One of the RNAs induced by a pretreatment concentration of hydrogen peroxide was designated adapt73. The size of the induced adapt73 RNA was determined to be 2.1 kb. Induction of adapt73 was maximal 5 hours after peroxide treatment, but elevated levels were still obvious at 10 hours. This induction was not specific to oxidative stress, because other stress agents including as (II)-platinum and especially calcium ionophore A23187 also induced adapt73 mRNA levels. Partial sequencing of adapt73 and a subsequent GenBank homology search revealed extensive homology to a novel RNA from pig, designated PigHep3, that was identified as a cardiogenic shock response gene from liver in pigs that were undergoing resuscitation after circulatory shock. Homology to a completely sequenced but uncharacterized human homolog was also found. Using a partially sequenced expressed sequence tag (EST) human clone to adapt73, we probed Northern blots containing RNA from IMR-90 human fibroblasts treated with A23187. A strongly induced human adapt73 mRNA homolog was observed, almost identical in size to its hamster homolog. In vitro transcription and translation of the human EST clone revealed a translatable Adapt73 protein product.
These data indicate that adapt73/PigHep3 RNA can be induced by multiple chemical stress, that these inductions occur under protective or adaptive response conditions, that there is an inducible human homolog to adapt73, and suggest that adapt73 may be an important physiologic mediator of organ and cellular shock response in mammals.

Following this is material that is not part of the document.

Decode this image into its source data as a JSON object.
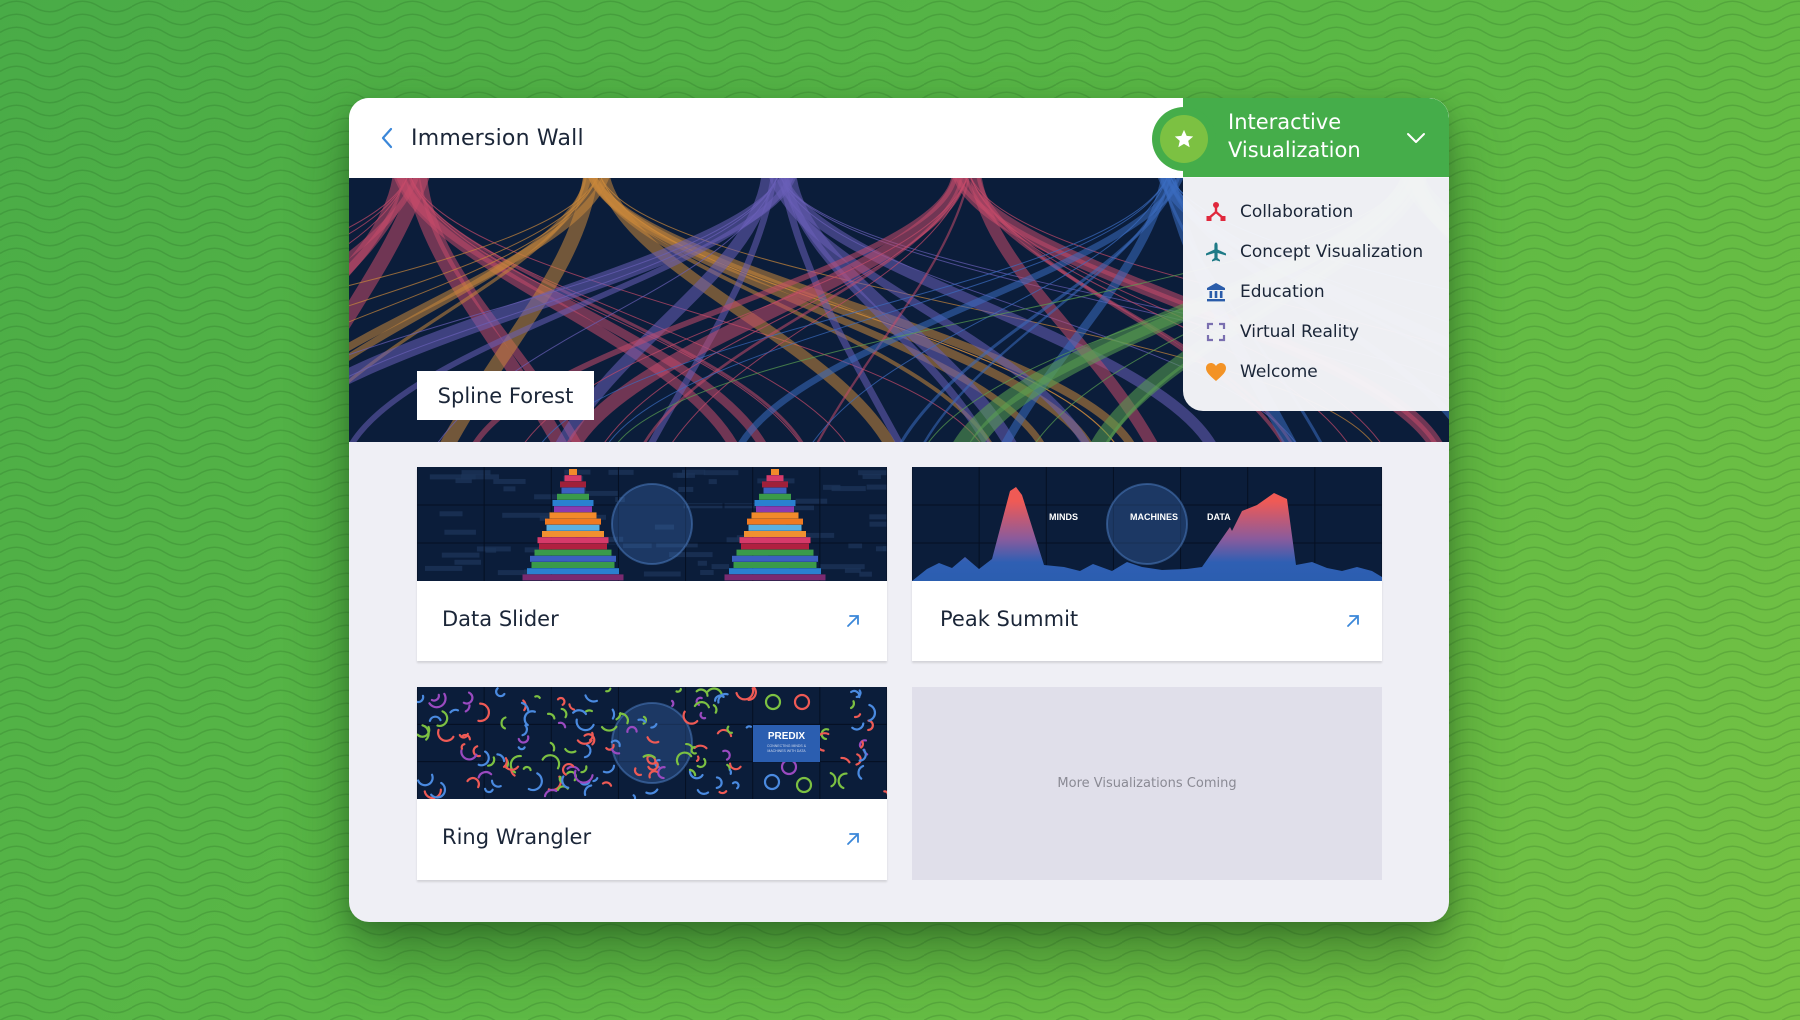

了解哺乳动物细胞如何应对应激对于应激相关疾病的研究、检测和治疗至关重要。我们一直在通过使用适应性反应模型研究仓鼠HA-1细胞中的细胞应激反应。HA-1细胞通过合成RNA和蛋白质来应对最低毒性的过氧化氢“预处理”剂量,这些RNA和蛋白质可保护它们免受随后更高细胞毒性浓度的过氧化氢暴露。我们研究的目的是鉴定并部分表征在适应过程中其稳态水平受到显著调节的任何mRNA。
将HA-1细胞暴露于过氧化氢的预处理剂量并提取RNA。使用差异显示技术鉴定受调节的mRNA。还确定了钙离子载体A23187和顺式(II)-铂对HA-1细胞mRNA调节的影响以及A23187对人IMR-90细胞mRNA调节的影响。
过氧化氢预处理浓度诱导的一种RNA被命名为adapt73。诱导的adapt73 RNA大小确定为2.1 kb。adapt73的诱导在过氧化氢处理后5小时达到最大值,但在10小时时水平仍然明显升高。这种诱导并非氧化应激所特有,因为其他应激剂,包括顺式(II)-铂,尤其是钙离子载体A23187也诱导adapt73 mRNA水平。对adapt73进行部分测序并随后进行GenBank同源性搜索,发现与猪的一种新型RNA(命名为PigHep3)有广泛同源性,该RNA被鉴定为循环休克复苏后猪肝脏中的心源性休克反应基因。还发现了与一个完全测序但未表征的人类同源物的同源性。使用与adapt73部分测序的表达序列标签(EST)人类克隆,我们探测了含有经A23187处理的IMR-90人成纤维细胞RNA的Northern印迹。观察到一种强烈诱导的人类adapt73 mRNA同源物,其大小与其仓鼠同源物几乎相同。人EST克隆的体外转录和翻译揭示了一种可翻译的Adapt73蛋白产物。
这些数据表明adapt73/PigHep3 RNA可被多种化学应激诱导,这些诱导发生在保护性或适应性反应条件下,存在adapt73的可诱导人类同源物,并表明adapt73可能是哺乳动物器官和细胞休克反应的重要生理介质。